The groups filed the lawsuit on behalf of 11 Dover parents who oppose the teaching of intelligent-design theory in their children's classrooms. It charges that such teaching violates the First Amendment's ban on government endorsement of religious views.
The Supreme Court has previously ruled that public schools could not teach creationism, which is the belief that God created the world — according to many advocates, in six literal, 24-hour days several thousand years ago.
“Intelligent design is a non-scientific argument or assertion, made in opposition to the scientific theory of evolution, that an intelligent, supernatural actor has intervened in the history of life, and that life 'owes its origin to a master intellect,'” the suit charges.
Dover science teachers opposed the policy at the time of the board's vote, and the three board members who voted against it later resigned in protest.

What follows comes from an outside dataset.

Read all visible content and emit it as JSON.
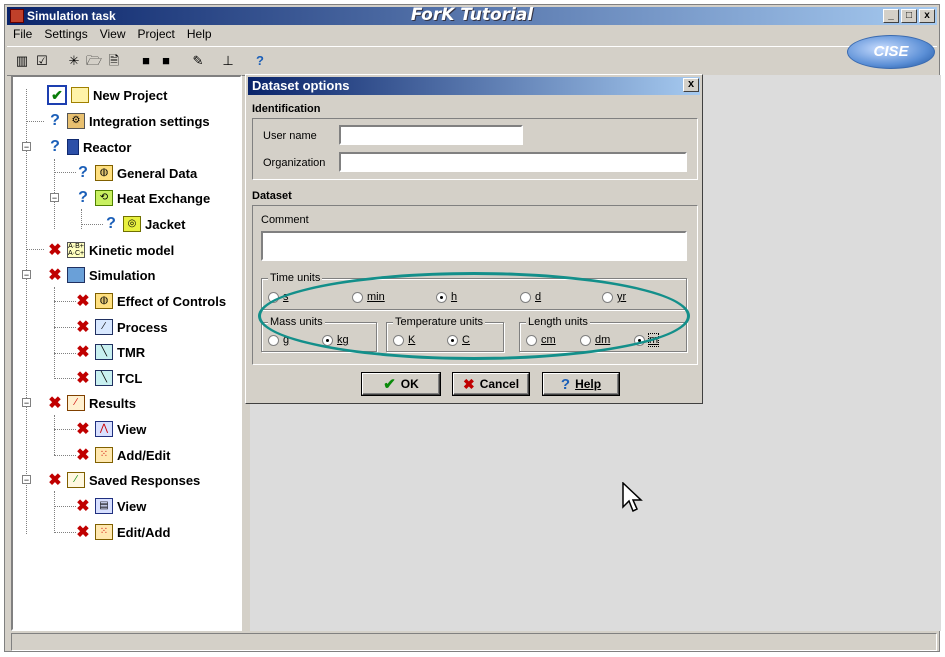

The suit further contends that “Of Pandas and People” was published by a group that promotes so-called “creation science” and Christianity, and that the school board's purpose in recommending it was religious.
“As far as we know, this is the first [legal] challenge of the intelligent-design concept being taught in science classes,” said Americans United spokesman Joe Conn. Intelligent design is “clearly not coming from the science community — it's coming from ideological sources,” he said.
A Dec. 14 statement posted on the school district's website said that the schools' attorney was reviewing the lawsuit and that administrators would not comment on the case until the review was completed.
The Seattle-based Discovery Institute, which promotes intelligent design, nonetheless called the Dover school policy “misguided” and said it should be “withdrawn and rewritten.”
“When we first read about the Dover policy, we publicly criticized it because according to published reports the intent was to mandate the teaching of intelligent design,” said John West, associate director for the Discovery Institute's Center for Science and Culture, in a Dec. 14 press release. “Although we think discussion of intelligent design should not be prohibited, we don't think intelligent design should be required in public schools. “What should be required is full disclosure of the scientific evidence for and against Darwin's theory,” he continued.
The case is Kitzmiller vs. Dover Area School District.